# Tankless Flushing



## rocksteady (Oct 8, 2008)

I was called to flush this Paloma tankless this morning.










Pretty nice, huh? :thumbsup:











Shut off valves located conveniently 10 feet away and about 10" from the ceiling. :thumbup:











Apparently it's been working fine with this gas supply. :blink:











Mmmmmm, clean. 












I couldn't get too carried away or I'd have had to pull the whole thing down and start fresh. I just had to get some valves on there and clean it up enough to flush it out. 






Paul


----------



## plumber666 (Sep 19, 2010)

Didja get any info on the hack that originally installed it? Why didn't the HO call him back for the flush, I wonder?


----------



## rocksteady (Oct 8, 2008)

plumber666 said:


> Didja get any info on the hack that originally installed it? Why didn't the HO call him back for the flush, I wonder?

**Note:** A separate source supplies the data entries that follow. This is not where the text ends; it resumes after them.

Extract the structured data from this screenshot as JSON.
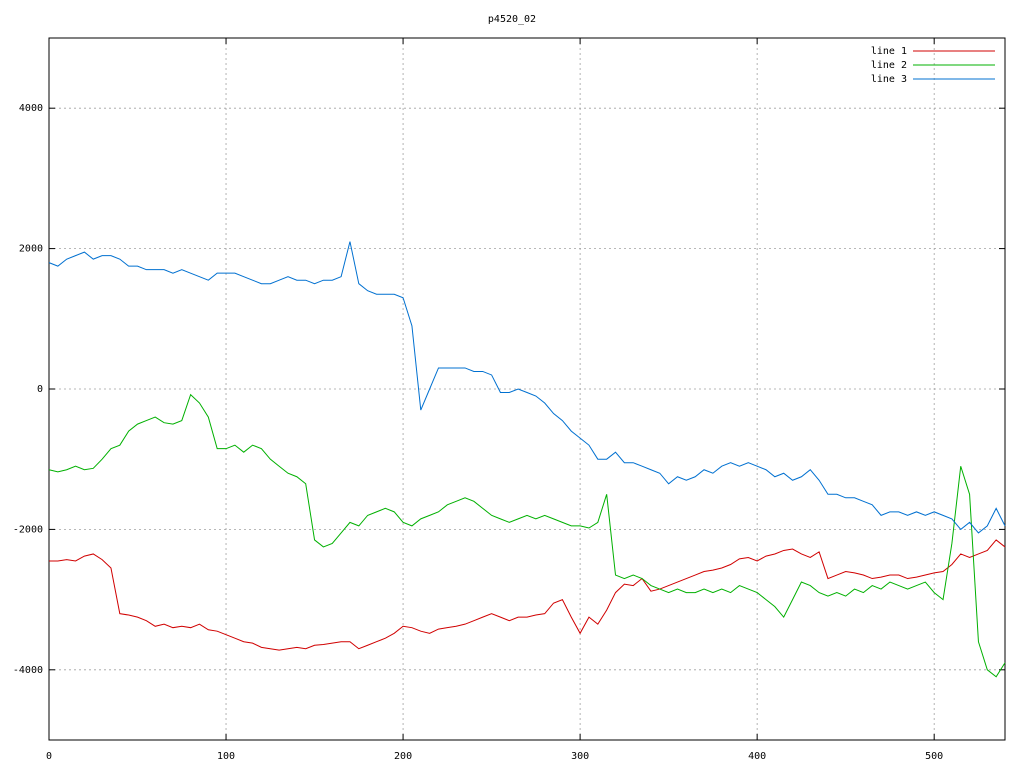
{
  "chart_data": {
    "type": "line",
    "title": "p4520_02",
    "x": [
      0,
      5,
      10,
      15,
      20,
      25,
      30,
      35,
      40,
      45,
      50,
      55,
      60,
      65,
      70,
      75,
      80,
      85,
      90,
      95,
      100,
      105,
      110,
      115,
      120,
      125,
      130,
      135,
      140,
      145,
      150,
      155,
      160,
      165,
      170,
      175,
      180,
      185,
      190,
      195,
      200,
      205,
      210,
      215,
      220,
      225,
      230,
      235,
      240,
      245,
      250,
      255,
      260,
      265,
      270,
      275,
      280,
      285,
      290,
      295,
      300,
      305,
      310,
      315,
      320,
      325,
      330,
      335,
      340,
      345,
      350,
      355,
      360,
      365,
      370,
      375,
      380,
      385,
      390,
      395,
      400,
      405,
      410,
      415,
      420,
      425,
      430,
      435,
      440,
      445,
      450,
      455,
      460,
      465,
      470,
      475,
      480,
      485,
      490,
      495,
      500,
      505,
      510,
      515,
      520,
      525,
      530,
      535,
      540
    ],
    "series": [
      {
        "name": "line 1",
        "color": "#d00000",
        "values": [
          -2450,
          -2450,
          -2430,
          -2450,
          -2380,
          -2350,
          -2430,
          -2550,
          -3200,
          -3220,
          -3250,
          -3300,
          -3380,
          -3350,
          -3400,
          -3380,
          -3400,
          -3350,
          -3430,
          -3450,
          -3500,
          -3550,
          -3600,
          -3620,
          -3680,
          -3700,
          -3720,
          -3700,
          -3680,
          -3700,
          -3650,
          -3640,
          -3620,
          -3600,
          -3600,
          -3700,
          -3650,
          -3600,
          -3550,
          -3480,
          -3380,
          -3400,
          -3450,
          -3480,
          -3420,
          -3400,
          -3380,
          -3350,
          -3300,
          -3250,
          -3200,
          -3250,
          -3300,
          -3250,
          -3250,
          -3220,
          -3200,
          -3050,
          -3000,
          -3250,
          -3480,
          -3250,
          -3350,
          -3150,
          -2900,
          -2780,
          -2800,
          -2700,
          -2880,
          -2850,
          -2800,
          -2750,
          -2700,
          -2650,
          -2600,
          -2580,
          -2550,
          -2500,
          -2420,
          -2400,
          -2450,
          -2380,
          -2350,
          -2300,
          -2280,
          -2350,
          -2400,
          -2320,
          -2700,
          -2650,
          -2600,
          -2620,
          -2650,
          -2700,
          -2680,
          -2650,
          -2650,
          -2700,
          -2680,
          -2650,
          -2620,
          -2600,
          -2500,
          -2350,
          -2400,
          -2350,
          -2300,
          -2150,
          -2250
        ]
      },
      {
        "name": "line 2",
        "color": "#00b000",
        "values": [
          -1150,
          -1180,
          -1150,
          -1100,
          -1150,
          -1130,
          -1000,
          -850,
          -800,
          -600,
          -500,
          -450,
          -400,
          -480,
          -500,
          -450,
          -80,
          -200,
          -400,
          -850,
          -850,
          -800,
          -900,
          -800,
          -850,
          -1000,
          -1100,
          -1200,
          -1250,
          -1350,
          -2150,
          -2250,
          -2200,
          -2050,
          -1900,
          -1950,
          -1800,
          -1750,
          -1700,
          -1750,
          -1900,
          -1950,
          -1850,
          -1800,
          -1750,
          -1650,
          -1600,
          -1550,
          -1600,
          -1700,
          -1800,
          -1850,
          -1900,
          -1850,
          -1800,
          -1850,
          -1800,
          -1850,
          -1900,
          -1950,
          -1950,
          -1980,
          -1900,
          -1500,
          -2650,
          -2700,
          -2650,
          -2700,
          -2800,
          -2850,
          -2900,
          -2850,
          -2900,
          -2900,
          -2850,
          -2900,
          -2850,
          -2900,
          -2800,
          -2850,
          -2900,
          -3000,
          -3100,
          -3250,
          -3000,
          -2750,
          -2800,
          -2900,
          -2950,
          -2900,
          -2950,
          -2850,
          -2900,
          -2800,
          -2850,
          -2750,
          -2800,
          -2850,
          -2800,
          -2750,
          -2900,
          -3000,
          -2200,
          -1100,
          -1500,
          -3600,
          -4000,
          -4100,
          -3900
        ]
      },
      {
        "name": "line 3",
        "color": "#0070d0",
        "values": [
          1800,
          1750,
          1850,
          1900,
          1950,
          1850,
          1900,
          1900,
          1850,
          1750,
          1750,
          1700,
          1700,
          1700,
          1650,
          1700,
          1650,
          1600,
          1550,
          1650,
          1650,
          1650,
          1600,
          1550,
          1500,
          1500,
          1550,
          1600,
          1550,
          1550,
          1500,
          1550,
          1550,
          1600,
          2100,
          1500,
          1400,
          1350,
          1350,
          1350,
          1300,
          900,
          -300,
          0,
          300,
          300,
          300,
          300,
          250,
          250,
          200,
          -50,
          -50,
          0,
          -50,
          -100,
          -200,
          -350,
          -450,
          -600,
          -700,
          -800,
          -1000,
          -1000,
          -900,
          -1050,
          -1050,
          -1100,
          -1150,
          -1200,
          -1350,
          -1250,
          -1300,
          -1250,
          -1150,
          -1200,
          -1100,
          -1050,
          -1100,
          -1050,
          -1100,
          -1150,
          -1250,
          -1200,
          -1300,
          -1250,
          -1150,
          -1300,
          -1500,
          -1500,
          -1550,
          -1550,
          -1600,
          -1650,
          -1800,
          -1750,
          -1750,
          -1800,
          -1750,
          -1800,
          -1750,
          -1800,
          -1850,
          -2000,
          -1900,
          -2050,
          -1950,
          -1700,
          -1950
        ]
      }
    ],
    "xlim": [
      0,
      540
    ],
    "xticks": [
      0,
      100,
      200,
      300,
      400,
      500
    ],
    "ylim": [
      -5000,
      5000
    ],
    "yticks": [
      -4000,
      -2000,
      0,
      2000,
      4000
    ],
    "grid": true,
    "legend": "upper right"
  }
}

No idea who put it in and I really don't care to know. I have done some work for this guy before (when I worked for another company) and we were walking towards the garage when he says "I think you put my water heater in". I've done a few water heater replacements in this apartment complex over the last 10 years so I'm thinking I might have (they all look the same). As soon as we get in the garage I'm positive I did not.  This is not to say the company I was working for didn't have somebody do it a few years ago. Sad to say, I wouldn't be at all surprised to find that to be the case.







Paul


----------



## Ishmael (Dec 9, 2009)

Does that one ball valve (2nd picture) even open all the way, or does the handle hit the pipe?


----------



## Master Mark (Aug 14, 2009)

*what was the charge????*

I guess that you won and the tankless heater lost....

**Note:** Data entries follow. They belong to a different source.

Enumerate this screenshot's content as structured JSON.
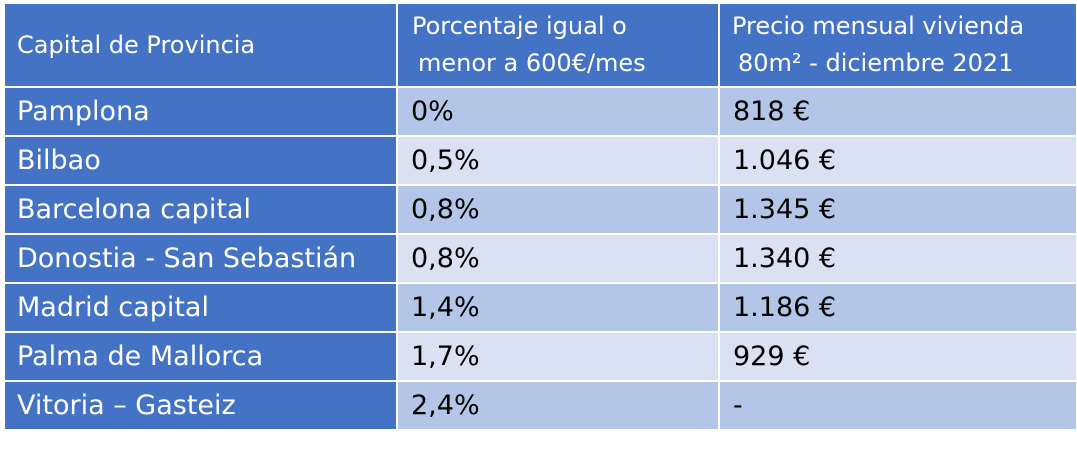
{
  "table": {
    "headers": {
      "col1": "Capital de Provincia",
      "col2_line1": "Porcentaje igual o",
      "col2_line2": "menor a 600€/mes",
      "col3_line1": "Precio mensual vivienda",
      "col3_line2": "80m² - diciembre 2021"
    },
    "rows": [
      {
        "city": "Pamplona",
        "percent": "0%",
        "price": "818 €"
      },
      {
        "city": "Bilbao",
        "percent": "0,5%",
        "price": "1.046 €"
      },
      {
        "city": "Barcelona capital",
        "percent": "0,8%",
        "price": "1.345 €"
      },
      {
        "city": "Donostia - San Sebastián",
        "percent": "0,8%",
        "price": "1.340 €"
      },
      {
        "city": "Madrid capital",
        "percent": "1,4%",
        "price": "1.186 €"
      },
      {
        "city": "Palma de Mallorca",
        "percent": "1,7%",
        "price": "929 €"
      },
      {
        "city": "Vitoria – Gasteiz",
        "percent": "2,4%",
        "price": "-"
      }
    ]
  },
  "colors": {
    "header_bg": "#4472c4",
    "row_odd_bg": "#b4c6e7",
    "row_even_bg": "#d9e1f2"
  }
}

what did you charge the guy to flush the unit???


----------



## rocksteady (Oct 8, 2008)

Ishmael said:


> Does that one ball valve (2nd picture) even open all the way, or does the handle hit the pipe?

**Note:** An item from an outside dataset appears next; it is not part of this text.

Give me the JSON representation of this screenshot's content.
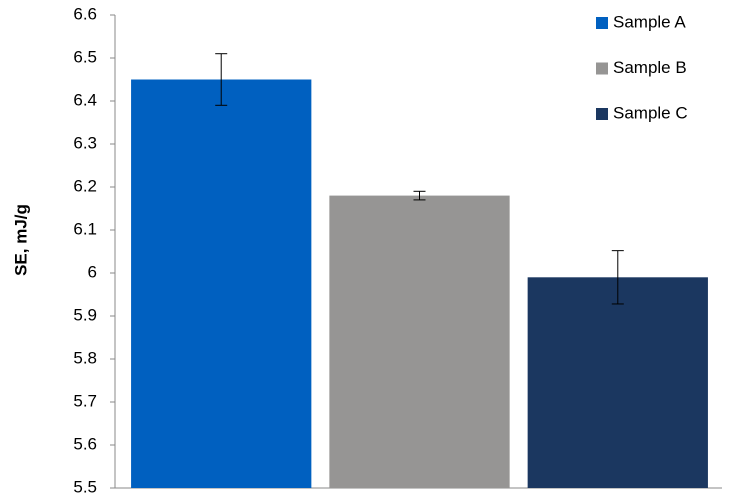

They both actually open and close fully.




Master Mark said:


> I guess that you won and the tankless heater lost....
> 
> what did you charge the guy to flush the unit???


I charged him about $425 to install the valves, clean it up a bit and flush the unit out.






Paul


----------



## user2090 (Sep 26, 2009)

rocksteady said:


> They both actually open and close fully.
> 
> 
> I charged him about $425 to install the valves, clean it up a bit and flush the unit out.
> ...


What is the charge if you didn't install valves, flush only?

Oh, and I suspect a Big Box D.I.Y. install.


----------